Sept semaines plus tard, la situation est tendue. Détritus dans les rues, trois points d'eau seulement et quelques toilettes... "Les gens vivent au milieu des déchets, se sentent comme des déchets eux-mêmes, c'est atroce", déplore Solange Van Beest, en mission d'observation pour le centre Primo Levi d'aide aux réfugiés.
Et certains riverains ne sont pas en reste: "on n'en peut plus de la saleté!", lance Jean-Noël, qui habite la tour voisine.

Il est six heures du matin et le campement s'éveille doucement. Un homme se débarbouille avec une bouteille d'eau. Un autre prie en silence. Des sacs de couchage s'alignent sur 200 mètres.

 

(Lire aussi : Un groupe anti-migrants veut bloquer le travail des ONG en Méditerranée)

 

'La déception, c'est la vie'
Face à la saturation du centre parisien, associations et collectifs réclament l'ouverture de centres similaires ailleurs en France. La maire de Paris Anne Hidalgo a écrit en ce sens au ministre de l'Intérieur Gérard Collomb, et réitéré ce message mardi auprès du Premier ministre Edouard Philippe.

A 07h00, une centaine d'hommes attendent devant les grilles. "C'est difficile pour nous de rentrer dans notre pays, il y a la guerre. Ici, c'est la sécurité, les droits de l'homme", témoigne Musa, un Soudanais. "Mais ce qu'on veut, c'est un toit".

Jeudi, le préfet de région Michel Cadot a reconnu une situation "pas satisfaisante", qui "appellera indéniablement une recherche de solution". Mais cela passe aussi par "une plus grande efficacité" des renvois de migrants vers le pays européen où ils ont laissé leurs empreintes, a-t-il averti.

Une position qui irrite les associations. "Les gens sont perdus dans un labyrinthe administratif", s'agace Yann Manzi de l'association d'aide aux migrants Utopia 56, en dénonçant la politique gouvernementale sur les "points de fixation": "C'est dingue!

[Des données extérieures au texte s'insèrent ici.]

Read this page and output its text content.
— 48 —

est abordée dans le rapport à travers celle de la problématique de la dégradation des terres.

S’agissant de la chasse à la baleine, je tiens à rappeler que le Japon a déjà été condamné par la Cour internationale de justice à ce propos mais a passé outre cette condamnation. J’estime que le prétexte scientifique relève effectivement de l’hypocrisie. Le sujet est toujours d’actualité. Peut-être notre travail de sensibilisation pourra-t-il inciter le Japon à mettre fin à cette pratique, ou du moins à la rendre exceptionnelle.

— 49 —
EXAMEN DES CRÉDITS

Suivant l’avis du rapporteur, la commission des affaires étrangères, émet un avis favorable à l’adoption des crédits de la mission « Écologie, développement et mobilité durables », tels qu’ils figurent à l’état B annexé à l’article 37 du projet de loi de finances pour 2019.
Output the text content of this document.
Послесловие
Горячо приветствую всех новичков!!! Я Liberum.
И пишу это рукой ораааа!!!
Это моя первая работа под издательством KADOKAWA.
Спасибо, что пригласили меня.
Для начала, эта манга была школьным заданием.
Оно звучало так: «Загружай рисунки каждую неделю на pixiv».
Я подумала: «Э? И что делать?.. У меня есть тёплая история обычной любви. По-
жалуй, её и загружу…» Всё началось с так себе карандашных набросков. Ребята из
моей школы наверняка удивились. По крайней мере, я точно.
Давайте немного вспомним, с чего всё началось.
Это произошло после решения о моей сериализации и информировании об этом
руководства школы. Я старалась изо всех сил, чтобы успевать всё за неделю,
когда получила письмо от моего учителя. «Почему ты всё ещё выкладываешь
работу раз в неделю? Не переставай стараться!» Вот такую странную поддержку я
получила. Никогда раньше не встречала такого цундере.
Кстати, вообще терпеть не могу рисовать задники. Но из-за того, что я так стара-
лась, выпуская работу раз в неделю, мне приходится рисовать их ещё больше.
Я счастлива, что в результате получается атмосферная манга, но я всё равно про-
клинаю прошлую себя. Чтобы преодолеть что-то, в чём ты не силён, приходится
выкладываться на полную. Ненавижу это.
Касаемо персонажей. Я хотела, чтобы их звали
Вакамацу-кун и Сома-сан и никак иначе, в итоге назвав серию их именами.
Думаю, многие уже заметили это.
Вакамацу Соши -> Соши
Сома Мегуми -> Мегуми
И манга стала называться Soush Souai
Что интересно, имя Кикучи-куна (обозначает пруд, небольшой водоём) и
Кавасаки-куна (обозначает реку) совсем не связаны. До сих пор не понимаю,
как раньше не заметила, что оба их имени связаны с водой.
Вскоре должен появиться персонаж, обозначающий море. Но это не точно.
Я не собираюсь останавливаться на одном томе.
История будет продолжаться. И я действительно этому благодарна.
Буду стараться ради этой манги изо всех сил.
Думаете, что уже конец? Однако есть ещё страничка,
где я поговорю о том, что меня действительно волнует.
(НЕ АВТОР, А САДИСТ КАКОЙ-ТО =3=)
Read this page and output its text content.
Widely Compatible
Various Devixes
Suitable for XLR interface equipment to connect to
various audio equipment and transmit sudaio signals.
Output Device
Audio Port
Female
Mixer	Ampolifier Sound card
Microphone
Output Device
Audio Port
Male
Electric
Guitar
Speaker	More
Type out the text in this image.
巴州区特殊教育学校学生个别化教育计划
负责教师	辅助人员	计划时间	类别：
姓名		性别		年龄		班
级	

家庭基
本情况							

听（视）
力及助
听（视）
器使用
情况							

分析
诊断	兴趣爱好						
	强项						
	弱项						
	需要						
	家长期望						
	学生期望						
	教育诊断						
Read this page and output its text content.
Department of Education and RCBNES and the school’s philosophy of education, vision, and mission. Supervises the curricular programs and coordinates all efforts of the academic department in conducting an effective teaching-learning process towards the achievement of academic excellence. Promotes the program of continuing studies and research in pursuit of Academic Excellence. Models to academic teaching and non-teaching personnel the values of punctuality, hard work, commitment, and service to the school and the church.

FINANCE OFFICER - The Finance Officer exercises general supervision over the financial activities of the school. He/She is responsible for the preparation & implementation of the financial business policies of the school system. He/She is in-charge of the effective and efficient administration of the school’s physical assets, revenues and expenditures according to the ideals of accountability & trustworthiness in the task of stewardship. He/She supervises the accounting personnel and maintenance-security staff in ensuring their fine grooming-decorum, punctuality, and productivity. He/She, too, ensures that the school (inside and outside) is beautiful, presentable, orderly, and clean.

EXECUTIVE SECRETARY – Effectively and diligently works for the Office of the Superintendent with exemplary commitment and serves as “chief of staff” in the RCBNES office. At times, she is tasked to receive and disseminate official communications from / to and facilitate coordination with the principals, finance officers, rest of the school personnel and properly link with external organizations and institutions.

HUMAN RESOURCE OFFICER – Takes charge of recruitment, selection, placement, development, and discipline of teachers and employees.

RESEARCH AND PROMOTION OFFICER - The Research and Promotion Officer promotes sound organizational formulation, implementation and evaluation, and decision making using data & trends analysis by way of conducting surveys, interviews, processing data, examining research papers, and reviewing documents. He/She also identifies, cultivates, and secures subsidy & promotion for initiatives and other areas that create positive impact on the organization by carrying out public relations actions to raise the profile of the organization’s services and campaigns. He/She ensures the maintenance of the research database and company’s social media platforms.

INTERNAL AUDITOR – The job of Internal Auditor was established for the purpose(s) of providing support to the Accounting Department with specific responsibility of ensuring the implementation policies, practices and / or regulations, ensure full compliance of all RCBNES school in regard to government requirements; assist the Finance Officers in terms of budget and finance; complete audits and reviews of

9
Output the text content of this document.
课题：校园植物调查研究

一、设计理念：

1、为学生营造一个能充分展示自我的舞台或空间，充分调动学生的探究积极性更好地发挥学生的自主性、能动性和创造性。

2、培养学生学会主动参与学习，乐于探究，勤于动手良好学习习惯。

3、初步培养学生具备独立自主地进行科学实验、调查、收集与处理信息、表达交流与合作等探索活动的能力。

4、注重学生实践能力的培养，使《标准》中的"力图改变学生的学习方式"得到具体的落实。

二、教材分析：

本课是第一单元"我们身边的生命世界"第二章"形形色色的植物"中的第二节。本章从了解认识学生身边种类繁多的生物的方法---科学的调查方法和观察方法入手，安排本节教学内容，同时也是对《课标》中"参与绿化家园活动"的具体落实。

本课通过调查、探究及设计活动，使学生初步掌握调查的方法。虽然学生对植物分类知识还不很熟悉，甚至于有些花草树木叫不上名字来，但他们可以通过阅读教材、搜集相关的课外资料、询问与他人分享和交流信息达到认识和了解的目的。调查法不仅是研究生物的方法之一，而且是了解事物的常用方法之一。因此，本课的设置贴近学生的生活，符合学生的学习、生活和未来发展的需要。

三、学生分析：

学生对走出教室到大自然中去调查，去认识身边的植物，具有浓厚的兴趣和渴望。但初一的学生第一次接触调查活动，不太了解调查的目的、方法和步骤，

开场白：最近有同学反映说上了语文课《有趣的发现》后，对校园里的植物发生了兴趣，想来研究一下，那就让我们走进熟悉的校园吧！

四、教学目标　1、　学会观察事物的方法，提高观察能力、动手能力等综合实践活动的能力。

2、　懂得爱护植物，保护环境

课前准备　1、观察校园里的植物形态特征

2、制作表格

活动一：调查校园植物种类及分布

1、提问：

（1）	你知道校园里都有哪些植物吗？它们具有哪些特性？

Les gens sont là, occupons-nous d'eux".

Mirweiz, à Paris depuis deux mois, prend la chose avec philosophie. "J'aurai une place", dit le jeune Afghan. "Mais il y a une question qu'on se pose tous: pourquoi c'est si difficile de demander l'asile en France?"

L'entrée du centre est placée sous la garde des forces de l'ordre, alors que des tensions violentes ont éclaté la semaine dernière. Pour éviter leur répétition, le centre privilégie désormais les maraudes en repérant les plus vulnérables. Jeudi, 80 personnes ont pu entrer par ce biais. Mirweiz s'y attendait. "La déception, c'est la vie", dit-il, près du terre-plein où des bénévoles du collectif Solidarités Wilson préparent un petit-déjeuner.

Ce rendez-vous, vers 9H, est attendu. "On vient tous les jours", explique Emmanuelle Tronche, la coordonnatrice. Mais "on n'a pas eu assez hier", dit-elle. "Des gens avaient faim à la fin de la distribution".